The treatment of recurrent glioblastoma lacks clear standards with re-resection, re-irradiation and systemtic agents being the pillars of therapy. A recent phase II trial (RTOG1205, [35]) has demonstrated a PFS-benefit when combining salvage therapy (in the form of bevacicumab) with re-RT. Nevertheless, second treatment of all modalities oftentimes suffers from limitations and improvements of therapy effectiveness are needed. Based on the well-established use of 5-ALA for surgery of glioblastoma [22, 36,37,38] and promising preclinical data [27,28,29,30], this study aims to answer the question if the addition of repeated applications of oral 5-ALA during re-irradiation is safe and may be beneficial towards survival parameters. While several other agents did not result in improvement of outcome [18], the use of 5-ALA as a radiosensitizer is especially promising because of the selective uptake in glioma tumor cells, sparing normal brain tissue [34, 39]. Moreover, 5-ALA is easy to apply and generally tolerated well, for example in the context of surgery and PDT. We chose to design this trial in the setting of recurrent glioblastoma, based on the high need for effective salvage treatment options in this patient cohort and the lack of a clear treatment standard. In case of positive results, further evaluation as an addition to standard first line treatment may be attempted.
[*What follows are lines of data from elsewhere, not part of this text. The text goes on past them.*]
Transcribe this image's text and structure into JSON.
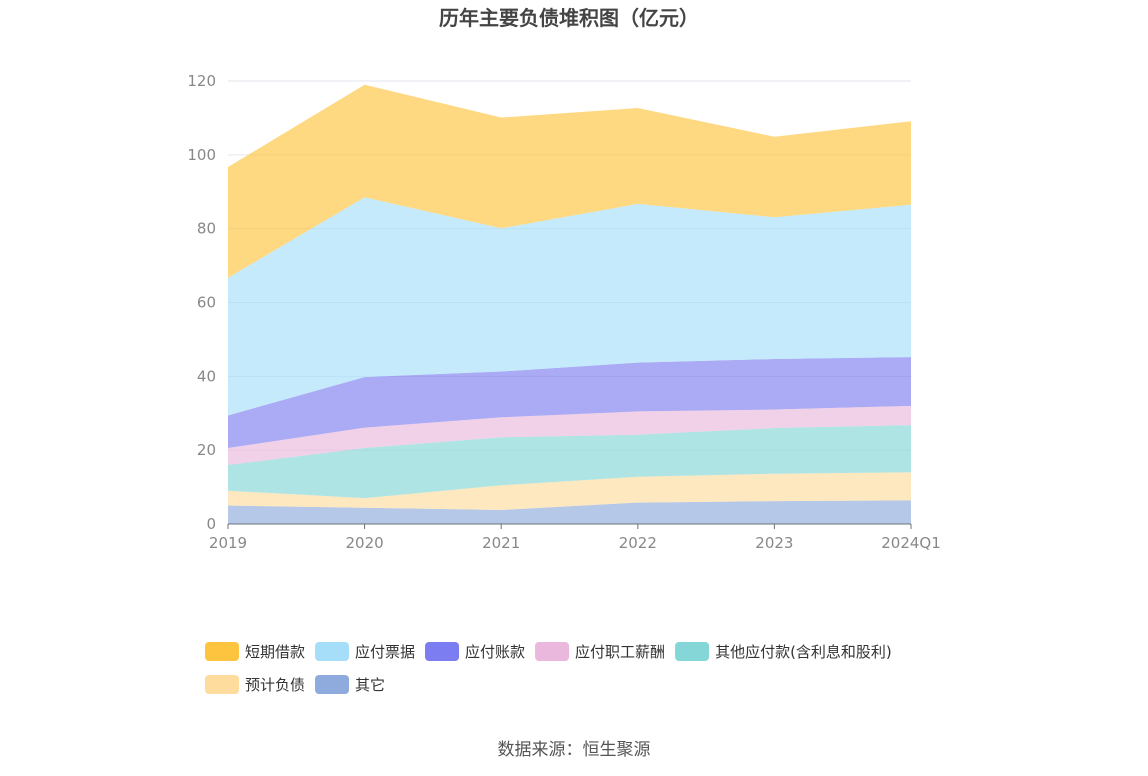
{
  "chart_data": {
    "type": "area",
    "stacked": true,
    "title": "历年主要负债堆积图（亿元）",
    "categories": [
      "2019",
      "2020",
      "2021",
      "2022",
      "2023",
      "2024Q1"
    ],
    "ylim": [
      0,
      120
    ],
    "yticks": [
      0,
      20,
      40,
      60,
      80,
      100,
      120
    ],
    "grid": true,
    "legend_position": "bottom",
    "series": [
      {
        "name": "其它",
        "color": "#8faadc",
        "values": [
          5.0,
          4.4,
          3.8,
          5.8,
          6.2,
          6.4
        ]
      },
      {
        "name": "预计负债",
        "color": "#fddc9e",
        "values": [
          4.0,
          2.6,
          6.7,
          7.0,
          7.4,
          7.6
        ]
      },
      {
        "name": "其他应付款(含利息和股利)",
        "color": "#84d6d7",
        "values": [
          7.0,
          13.6,
          13.0,
          11.4,
          12.4,
          12.8
        ]
      },
      {
        "name": "应付职工薪酬",
        "color": "#e9b8dc",
        "values": [
          4.6,
          5.5,
          5.4,
          6.3,
          5.0,
          5.2
        ]
      },
      {
        "name": "应付账款",
        "color": "#7c7df0",
        "values": [
          8.8,
          13.7,
          12.4,
          13.2,
          13.7,
          13.2
        ]
      },
      {
        "name": "应付票据",
        "color": "#a6defa",
        "values": [
          37.3,
          48.7,
          38.8,
          43.0,
          38.4,
          41.3
        ]
      },
      {
        "name": "短期借款",
        "color": "#fdc43f",
        "values": [
          30.0,
          30.5,
          30.0,
          26.0,
          21.8,
          22.6
        ]
      }
    ],
    "legend_order": [
      "短期借款",
      "应付票据",
      "应付账款",
      "应付职工薪酬",
      "其他应付款(含利息和股利)",
      "预计负债",
      "其它"
    ]
  },
  "source_label": "数据来源：恒生聚源"
}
However, no data is available regarding consecutive applications of the drug yet. In the context of brain tumor surgery single doses of up to 60 mg/kg have previously been reported to be well tolerated [40], so that a dose escalation trial using 20 mg/kg increments appears to be justified.
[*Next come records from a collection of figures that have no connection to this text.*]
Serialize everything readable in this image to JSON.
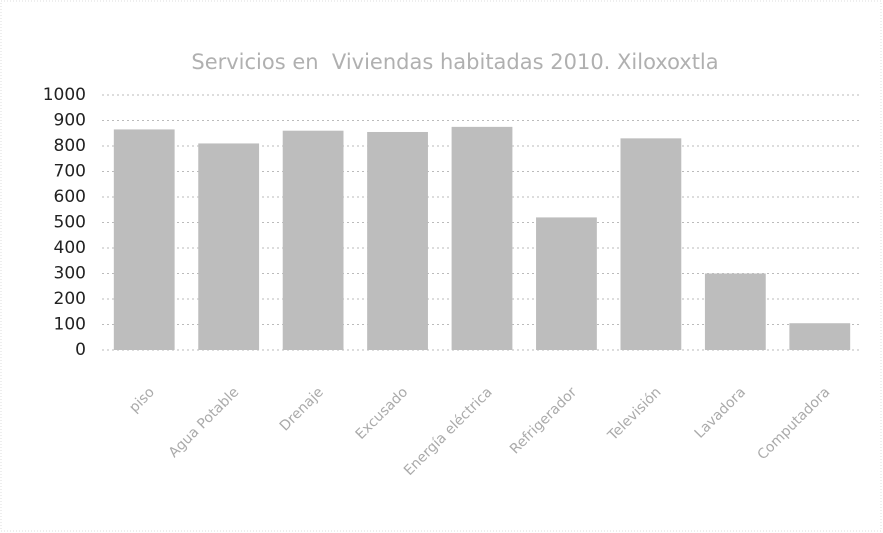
{
  "chart_data": {
    "type": "bar",
    "title": "Servicios en  Viviendas habitadas 2010. Xiloxoxtla",
    "categories": [
      "piso",
      "Agua Potable",
      "Drenaje",
      "Excusado",
      "Energía eléctrica",
      "Refrigerador",
      "Televisión",
      "Lavadora",
      "Computadora"
    ],
    "values": [
      865,
      810,
      860,
      855,
      875,
      520,
      830,
      300,
      105
    ],
    "color": "#bdbdbd",
    "ylim": [
      0,
      1000
    ],
    "yticks": [
      0,
      100,
      200,
      300,
      400,
      500,
      600,
      700,
      800,
      900,
      1000
    ],
    "grid": true
  }
}
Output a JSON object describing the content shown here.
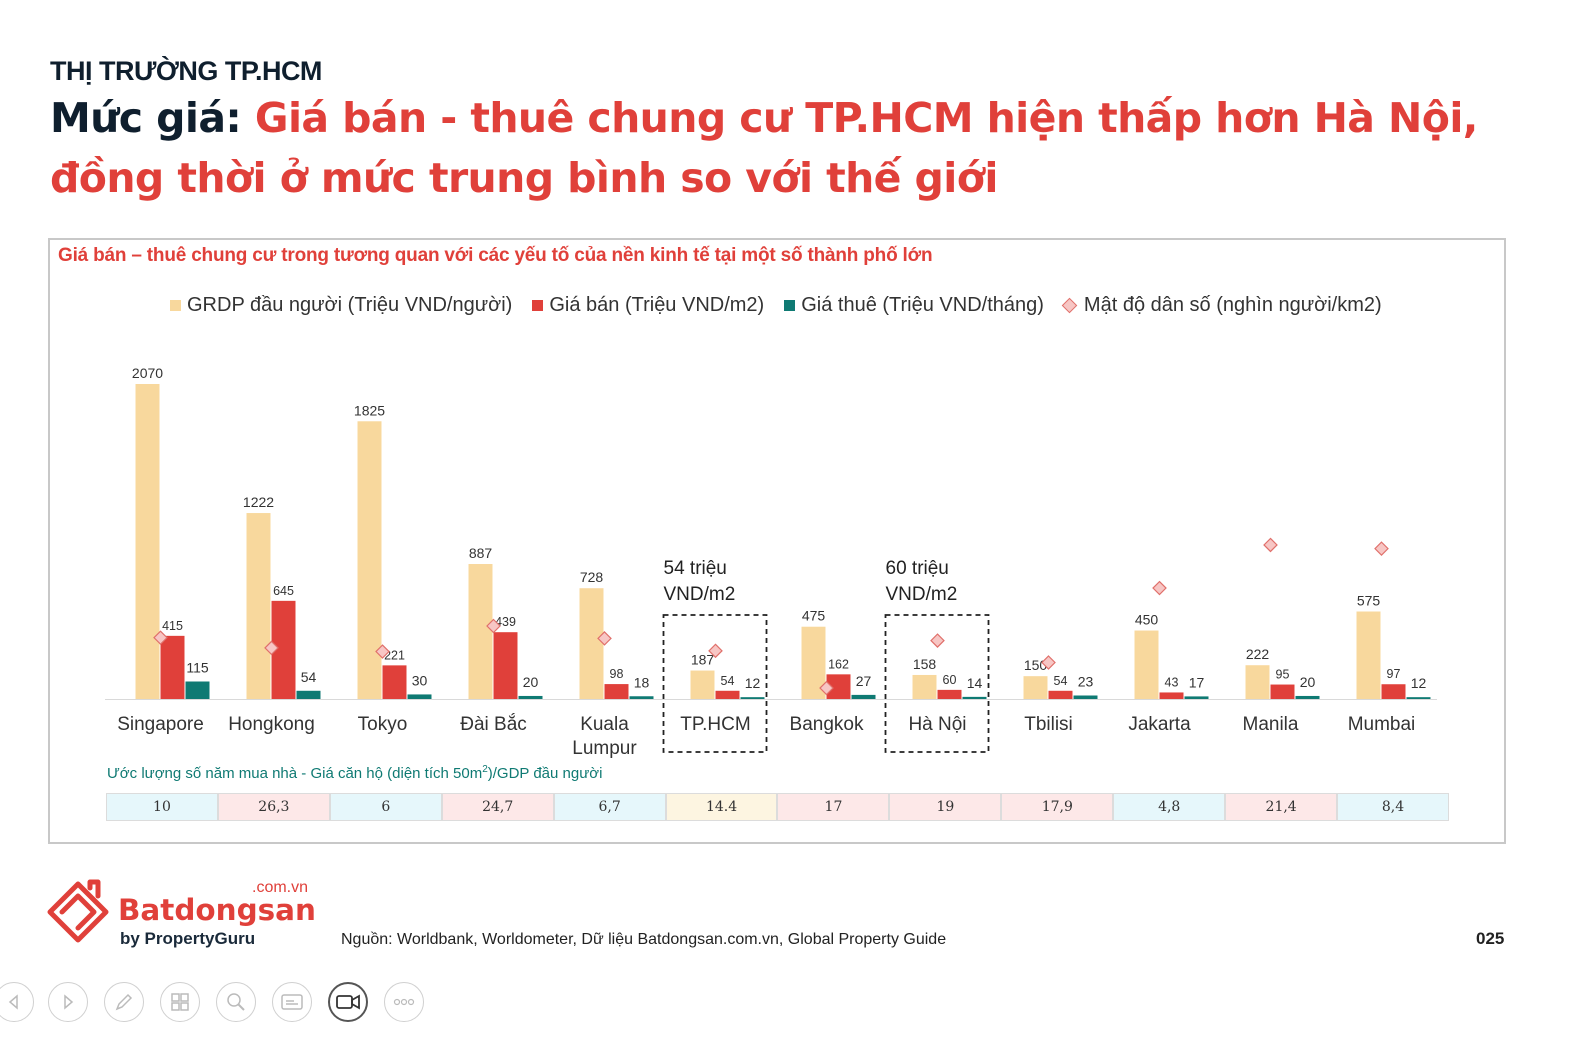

Despite that fact, cumulative effects resulting in hepatotoxicity or increased photosensitivity from repetitive applications cannot be ruled out. The blood and urine samples collected during the study aim to understand instances of drug- or metabolite-accumulation and to prevent them in the future.
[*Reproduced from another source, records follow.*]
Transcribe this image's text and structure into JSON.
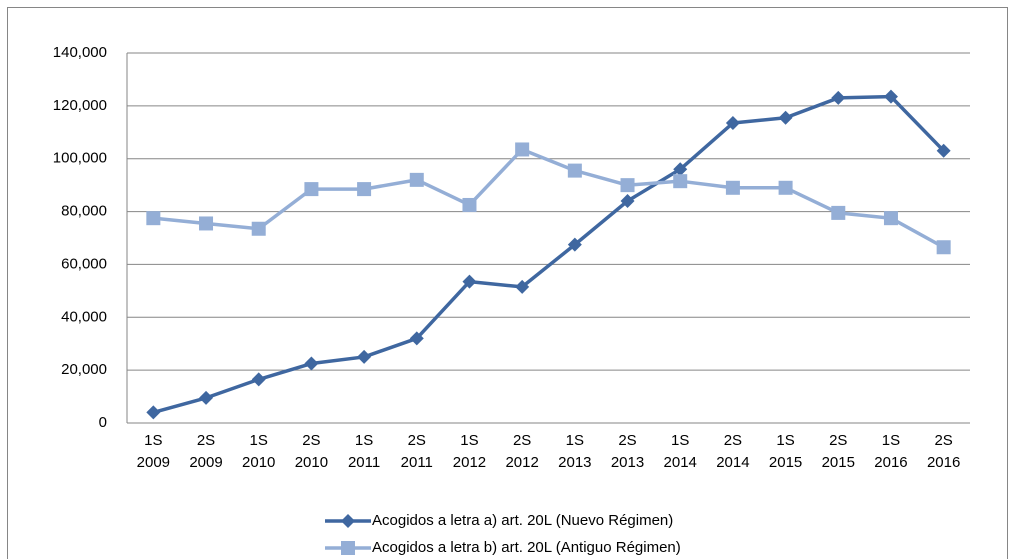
{
  "chart_data": {
    "type": "line",
    "categories": [
      "1S 2009",
      "2S 2009",
      "1S 2010",
      "2S 2010",
      "1S 2011",
      "2S 2011",
      "1S 2012",
      "2S 2012",
      "1S 2013",
      "2S 2013",
      "1S 2014",
      "2S 2014",
      "1S 2015",
      "2S 2015",
      "1S 2016",
      "2S 2016"
    ],
    "series": [
      {
        "name": "Acogidos a letra a) art. 20L (Nuevo Régimen)",
        "color": "#3f67a0",
        "marker": "diamond",
        "values": [
          4000,
          9500,
          16500,
          22500,
          25000,
          32000,
          53500,
          51500,
          67500,
          84000,
          96000,
          113500,
          115500,
          123000,
          123500,
          103000
        ]
      },
      {
        "name": "Acogidos a letra b) art. 20L (Antiguo Régimen)",
        "color": "#94aed6",
        "marker": "square",
        "values": [
          77500,
          75500,
          73500,
          88500,
          88500,
          92000,
          82500,
          103500,
          95500,
          90000,
          91500,
          89000,
          89000,
          79500,
          77500,
          66500
        ]
      }
    ],
    "ylim": [
      0,
      140000
    ],
    "yticks": [
      0,
      {
        "value": 20000,
        "label": "20,000"
      },
      {
        "value": 40000,
        "label": "40,000"
      },
      {
        "value": 60000,
        "label": "60,000"
      },
      {
        "value": 80000,
        "label": "80,000"
      },
      {
        "value": 100000,
        "label": "100,000"
      },
      {
        "value": 120000,
        "label": "120,000"
      },
      {
        "value": 140000,
        "label": "140,000"
      }
    ],
    "grid": true,
    "legend": "bottom"
  }
}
Another limitation might arise from uncertainties regarding tissue reactions to the novel concept of ALA-RDT: increased occurrence of radiation side effects like brain tissue necrosis or local brain edema, due to additive interactions, might limit patients’ quality of life and even prognosis. Therefore, close monitoring of the patients’ clinical status and signs for neurological side effects are vital, as well as a careful approach regarding daily fraction-dose (1.8 Gy). We expect any undue tissue reactions such as edema to be self-limiting and that corticosteroids will help in ameliorating symptoms. Nevertheless, the inclusion of neoadjuvant treatment (and RDT) in the first cohorts also serves as an additional fail-save to detect excessive reactions in surrounding brain tissue early on.

Additionally, while the concept of radiosensitization has been established for different wavelengths in laboratory setups (2526, 41), the interaction with 6MV-photons, commonly used in cerebral irradiation, remains uncertain.

In conclusion, we consider that the results of this single-center, first-in-human dose-escalation study could provide a valuable tool in the therapy of patients with glioblastoma and lead to a new era of increased effectiveness of radiotherapy in this highly aggressive tumor entity.